Mitchell responded by filing various lawsuits against people lodging accusations at him, namely based on defamation. In addition to a defamation suit against Jobst, Mitchell sued Twin Galaxies in 2019 for defamation. His complaint alleged: "Twin Galaxies, under its new ownership, did not act as an impartial arbiter, but rather as a biased observer intent on generating publicity and internet 'clicks' by accusing Mitchell, the most visible of all video gamers, of cheating."

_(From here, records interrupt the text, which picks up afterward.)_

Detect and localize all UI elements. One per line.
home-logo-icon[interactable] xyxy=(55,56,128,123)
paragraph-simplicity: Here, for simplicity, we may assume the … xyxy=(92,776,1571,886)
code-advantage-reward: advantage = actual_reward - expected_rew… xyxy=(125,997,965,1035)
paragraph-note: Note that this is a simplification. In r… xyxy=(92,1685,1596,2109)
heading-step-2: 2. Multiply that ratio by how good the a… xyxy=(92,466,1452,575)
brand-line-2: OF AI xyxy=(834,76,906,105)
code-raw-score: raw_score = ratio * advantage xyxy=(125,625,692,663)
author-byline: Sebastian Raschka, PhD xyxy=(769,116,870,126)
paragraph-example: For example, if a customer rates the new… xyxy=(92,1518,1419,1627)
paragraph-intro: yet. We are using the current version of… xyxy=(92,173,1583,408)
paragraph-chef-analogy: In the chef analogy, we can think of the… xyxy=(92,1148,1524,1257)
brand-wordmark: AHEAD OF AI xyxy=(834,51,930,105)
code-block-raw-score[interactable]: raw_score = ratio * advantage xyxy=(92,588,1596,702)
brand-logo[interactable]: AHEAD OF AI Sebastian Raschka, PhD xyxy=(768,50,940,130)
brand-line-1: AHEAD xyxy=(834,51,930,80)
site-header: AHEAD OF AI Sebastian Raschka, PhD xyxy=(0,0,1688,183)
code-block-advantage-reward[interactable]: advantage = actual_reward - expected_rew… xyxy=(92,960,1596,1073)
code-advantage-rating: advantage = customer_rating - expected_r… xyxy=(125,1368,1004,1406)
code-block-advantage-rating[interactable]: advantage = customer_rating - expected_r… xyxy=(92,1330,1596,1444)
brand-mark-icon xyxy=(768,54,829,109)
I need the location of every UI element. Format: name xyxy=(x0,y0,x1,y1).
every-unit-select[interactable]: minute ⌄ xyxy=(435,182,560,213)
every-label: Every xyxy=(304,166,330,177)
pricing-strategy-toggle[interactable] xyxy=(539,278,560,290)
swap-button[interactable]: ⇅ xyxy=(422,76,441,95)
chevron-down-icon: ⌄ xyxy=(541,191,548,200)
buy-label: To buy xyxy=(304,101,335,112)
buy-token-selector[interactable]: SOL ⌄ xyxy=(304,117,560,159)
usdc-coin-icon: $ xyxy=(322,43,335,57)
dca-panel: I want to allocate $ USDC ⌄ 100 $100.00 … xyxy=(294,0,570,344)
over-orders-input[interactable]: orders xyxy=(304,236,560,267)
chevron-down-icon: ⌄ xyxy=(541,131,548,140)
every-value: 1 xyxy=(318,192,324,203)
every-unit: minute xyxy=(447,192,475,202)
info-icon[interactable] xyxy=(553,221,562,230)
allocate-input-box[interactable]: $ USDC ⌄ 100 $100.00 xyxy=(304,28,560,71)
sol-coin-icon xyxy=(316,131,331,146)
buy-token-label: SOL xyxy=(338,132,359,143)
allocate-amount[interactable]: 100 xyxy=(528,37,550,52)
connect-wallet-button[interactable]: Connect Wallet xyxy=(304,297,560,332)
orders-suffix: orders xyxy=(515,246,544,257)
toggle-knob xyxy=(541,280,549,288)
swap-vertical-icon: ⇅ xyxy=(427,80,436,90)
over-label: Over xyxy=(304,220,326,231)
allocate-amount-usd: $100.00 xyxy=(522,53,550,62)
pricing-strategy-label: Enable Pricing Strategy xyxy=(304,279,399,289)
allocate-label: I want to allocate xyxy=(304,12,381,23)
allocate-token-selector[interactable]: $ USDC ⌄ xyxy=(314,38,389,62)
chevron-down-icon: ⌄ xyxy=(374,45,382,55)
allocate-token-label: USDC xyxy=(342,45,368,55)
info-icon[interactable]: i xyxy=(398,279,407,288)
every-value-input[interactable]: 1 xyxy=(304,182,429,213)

Two years later, with that litigation still ongoing, Twin Galaxies countersued Mitchell. The organization accused him of conspiring with their original owner, Walter Day. Their complaint claimed that the two “engaged in a decades-long fraud to manufacture value” for Twin Galaxies’ score database. It claimed that the fake Donkey Kong scores were part of this scheme.  It claimed that the two “knew that these score performances were fake, but still included the scores on the Twin Galaxies Score Database because of their need for self-aggrandization, their avarice, and their desire to create perceived value for the database so that they could one day sell Twin Galaxies and the Twin Galaxies Score Database and take the money for themselves."

The Dust Settles

With just three months ahead of the scheduled trial in a California state court, a settlement was announced. This was amid a hearing in which Mitchell and one of Twin Galaxies’ attorneys were facing potential sanctions for misconduct during discovery. The terms of the settlement have remained confidential. However, there is a lot of speculation within the gaming industry that Mitchell wouldn’t have won the case due to the overwhelming evidence against him, and that Twin Galaxies likely chose to settle just to avoid the costs of litigation. Despite the controversy, Billy Mitchell remains a significant figure in the gaming world.